Can we find with this formula the 18th number of the series? What does the x represents? How does this generating function "represents" the series?
Hope my question is not too broad and that you will easily find where is my gap!
Yes we can.
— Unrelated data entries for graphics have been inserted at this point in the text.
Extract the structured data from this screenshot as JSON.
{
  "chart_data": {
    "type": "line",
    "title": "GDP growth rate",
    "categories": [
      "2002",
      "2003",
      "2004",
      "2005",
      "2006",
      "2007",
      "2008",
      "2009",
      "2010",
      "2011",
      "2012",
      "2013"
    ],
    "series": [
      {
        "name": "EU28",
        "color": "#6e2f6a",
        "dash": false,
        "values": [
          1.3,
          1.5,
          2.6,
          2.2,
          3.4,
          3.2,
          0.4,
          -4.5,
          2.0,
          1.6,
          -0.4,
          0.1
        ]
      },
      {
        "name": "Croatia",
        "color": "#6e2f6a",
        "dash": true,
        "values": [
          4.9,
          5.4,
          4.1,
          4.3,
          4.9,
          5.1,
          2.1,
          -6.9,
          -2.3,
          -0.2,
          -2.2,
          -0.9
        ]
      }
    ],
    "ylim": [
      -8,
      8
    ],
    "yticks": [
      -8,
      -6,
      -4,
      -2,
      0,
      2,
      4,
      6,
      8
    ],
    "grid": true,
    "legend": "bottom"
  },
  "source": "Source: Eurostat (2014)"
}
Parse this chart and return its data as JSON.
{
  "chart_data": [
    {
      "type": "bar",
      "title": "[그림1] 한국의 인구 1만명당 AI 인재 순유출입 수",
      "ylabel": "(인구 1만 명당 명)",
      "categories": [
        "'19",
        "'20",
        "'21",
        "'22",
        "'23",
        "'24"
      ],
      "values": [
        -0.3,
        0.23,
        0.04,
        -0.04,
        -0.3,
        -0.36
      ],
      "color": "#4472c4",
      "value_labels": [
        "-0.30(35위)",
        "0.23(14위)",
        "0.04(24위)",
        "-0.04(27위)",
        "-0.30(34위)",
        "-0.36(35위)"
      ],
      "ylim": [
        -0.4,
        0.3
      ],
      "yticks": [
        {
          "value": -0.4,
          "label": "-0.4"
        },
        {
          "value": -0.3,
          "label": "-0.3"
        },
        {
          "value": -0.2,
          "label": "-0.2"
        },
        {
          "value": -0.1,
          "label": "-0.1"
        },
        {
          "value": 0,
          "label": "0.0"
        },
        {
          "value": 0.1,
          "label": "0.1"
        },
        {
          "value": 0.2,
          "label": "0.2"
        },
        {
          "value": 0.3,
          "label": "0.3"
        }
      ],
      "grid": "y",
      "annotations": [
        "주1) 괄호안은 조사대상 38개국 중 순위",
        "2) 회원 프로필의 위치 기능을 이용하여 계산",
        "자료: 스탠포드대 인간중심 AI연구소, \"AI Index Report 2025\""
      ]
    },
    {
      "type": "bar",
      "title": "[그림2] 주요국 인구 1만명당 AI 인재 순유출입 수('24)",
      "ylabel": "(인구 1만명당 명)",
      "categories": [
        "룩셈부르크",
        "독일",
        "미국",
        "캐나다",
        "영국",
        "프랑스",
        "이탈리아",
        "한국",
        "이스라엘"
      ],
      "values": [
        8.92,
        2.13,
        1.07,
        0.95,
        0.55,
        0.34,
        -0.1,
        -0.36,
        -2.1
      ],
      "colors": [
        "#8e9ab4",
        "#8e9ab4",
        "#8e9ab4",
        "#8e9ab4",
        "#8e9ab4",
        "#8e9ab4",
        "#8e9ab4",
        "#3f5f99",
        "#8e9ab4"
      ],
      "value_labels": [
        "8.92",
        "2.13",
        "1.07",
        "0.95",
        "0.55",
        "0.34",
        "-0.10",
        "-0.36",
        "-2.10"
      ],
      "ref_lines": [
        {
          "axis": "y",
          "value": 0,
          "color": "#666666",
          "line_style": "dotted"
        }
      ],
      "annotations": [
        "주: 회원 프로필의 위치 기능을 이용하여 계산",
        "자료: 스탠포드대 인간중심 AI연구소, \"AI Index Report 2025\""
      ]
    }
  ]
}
We first rewrite $A$. The denominator is $(1-x)^2-5x^2=(1-ux)(1+vx)$ with $u=\sqrt5+1$ and $v=\sqrt5-1$ hence, for some suitable $a$, using the fact that $A(0)=1$, $$ A(x)=\frac{a}{1-ux}+\frac{1-a}{1+vx}=\sum_{n\geqslant0}(au^n+(-1)^n(1-a)v^n)x^n. $$ In particular, for every $n\geqslant0$, $$ a_n=au^n+(-1)^n(1-a)v^n. $$ Since $a_1=3$, $au-(1-a)v=3$, hence $$ a=\frac{3+v}{u+v}=\frac{\sqrt5+2}{2\sqrt5}, $$ in particular, $$ a_{18}=\frac{(\sqrt5+2)(\sqrt5+1)^{18}+(\sqrt5-2)(\sqrt5-1)^{18}}{2\sqrt5}. $$
Nothing.
As shown in this post, every $a_n$ can be recovered from $A(x)$, and, conversely, $(a_n)$ determines the function $A$. Hence both are equivalent.